En verdad, sólo el amor en el que se unen el don
gratuito de uno mismo y el deseo apasionado de
reciprocidad infunde un gozo tan intenso que
convierte en leves incluso los sacrificios más
duros. Jesús dijo: «Yo cuando sea elevado de la
tierra, atraeré a todos hacia mí» (Jn 12,32). La
respuesta que el Señor desea ardientemente de
nosotros es ante todo que aceptemos su amor y nos
dejemos atraer por Él. Aceptar su amor, sin embargo,
no es suficiente. Hay que corresponder a ese amor y
luego comprometerse a comunicarlo a los demás:
Cristo «me atrae hacia sí» para unirse a mí, para
que aprenda a amar a los hermanos con su mismo amor.
Sangre y agua
«Mirarán al que traspasaron». ¡Miremos con confianza
el costado traspasado de Jesús, del que salió
«sangre y agua» (Jn 19,34)! Los Padres de la Iglesia
consideraron estos elementos como símbolos de los
sacramentos del Bautismo y de la Eucaristía. Con el
agua del Bautismo, gracias a la acción del Espíritu
Santo, se nos revela la intimidad del amor
trinitario. En el camino cuaresmal, haciendo memoria
de nuestro Bautismo, se nos exhorta a salir de
nosotros mismos para abrirnos, con un confiado
abandono, al abrazo misericordioso del Padre (cf. S.

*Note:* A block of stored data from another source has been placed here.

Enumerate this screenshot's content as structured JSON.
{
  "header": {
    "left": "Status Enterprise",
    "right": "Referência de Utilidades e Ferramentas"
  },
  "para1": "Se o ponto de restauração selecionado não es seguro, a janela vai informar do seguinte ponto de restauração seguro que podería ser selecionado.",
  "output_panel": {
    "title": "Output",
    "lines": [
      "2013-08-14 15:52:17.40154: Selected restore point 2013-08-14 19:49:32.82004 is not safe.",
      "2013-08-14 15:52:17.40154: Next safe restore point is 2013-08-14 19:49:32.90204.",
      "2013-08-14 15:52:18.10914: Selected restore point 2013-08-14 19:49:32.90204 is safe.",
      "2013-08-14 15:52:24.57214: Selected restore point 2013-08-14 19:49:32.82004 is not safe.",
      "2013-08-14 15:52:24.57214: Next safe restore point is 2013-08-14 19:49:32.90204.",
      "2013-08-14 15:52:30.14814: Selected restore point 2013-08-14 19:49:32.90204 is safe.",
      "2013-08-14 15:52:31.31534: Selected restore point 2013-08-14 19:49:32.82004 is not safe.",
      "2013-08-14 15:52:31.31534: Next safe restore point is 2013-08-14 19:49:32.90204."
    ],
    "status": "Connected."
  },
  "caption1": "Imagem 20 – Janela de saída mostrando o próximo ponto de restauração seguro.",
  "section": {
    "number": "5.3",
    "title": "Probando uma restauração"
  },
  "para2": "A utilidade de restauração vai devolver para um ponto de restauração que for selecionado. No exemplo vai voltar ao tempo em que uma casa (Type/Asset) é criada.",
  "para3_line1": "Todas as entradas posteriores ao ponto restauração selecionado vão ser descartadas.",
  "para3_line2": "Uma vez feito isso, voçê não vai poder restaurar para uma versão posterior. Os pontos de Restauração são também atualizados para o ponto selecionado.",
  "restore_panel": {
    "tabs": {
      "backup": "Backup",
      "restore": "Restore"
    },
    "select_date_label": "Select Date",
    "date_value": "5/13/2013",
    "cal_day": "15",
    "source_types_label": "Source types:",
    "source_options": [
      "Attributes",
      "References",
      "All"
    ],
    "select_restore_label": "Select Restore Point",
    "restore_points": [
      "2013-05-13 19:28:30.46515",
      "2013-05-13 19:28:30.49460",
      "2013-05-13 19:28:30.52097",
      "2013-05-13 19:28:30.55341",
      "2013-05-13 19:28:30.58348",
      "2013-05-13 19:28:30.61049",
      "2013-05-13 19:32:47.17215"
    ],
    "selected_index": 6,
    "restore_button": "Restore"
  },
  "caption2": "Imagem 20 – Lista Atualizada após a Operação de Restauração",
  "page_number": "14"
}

Juan Crisóstomo, Catequesis, 3,14 ss.). La sangre,
símbolo del amor del Buen Pastor, llega a nosotros
especialmente en el misterio eucarístico: «La
Eucaristía nos adentra en el acto oblativo de Jesús…
nos implicamos en la dinámica de su entrega» (Enc.
Deus caritas est, 13). Vivamos, pues, la
Cuaresma como un tiempo ‘eucarístico’, en el que,
aceptando el amor de Jesús, aprendamos a difundirlo
a nuestro alrededor con cada gesto y palabra. De ese
modo contemplar «al que traspasaron» nos llevará a
abrir el corazón a los demás reconociendo las
heridas infligidas a la dignidad del ser humano; nos
llevará, particularmente, a luchar contra toda forma
de desprecio de la vida y de explotación de la
persona y a aliviar los dramas de la soledad y del
abandono de muchas personas. Que la Cuaresma sea
para todos los cristianos una experiencia renovada
del amor de Dios que se nos ha dado en Cristo, amor
que por nuestra parte cada día debemos «volver a
dar» al prójimo, especialmente al que sufre y al
necesitado. Sólo así podremos participar plenamente
de la alegría de la Pascua. Que María, la Madre del
Amor Hermoso, nos guíe en este itinerario cuaresmal,
camino de auténtica conversión al amor de Cristo. A
vosotros, queridos hermanos y hermanas, os deseo un
provechoso camino cuaresmal y, con afecto, os envío
a todos una especial Bendición Apostólica.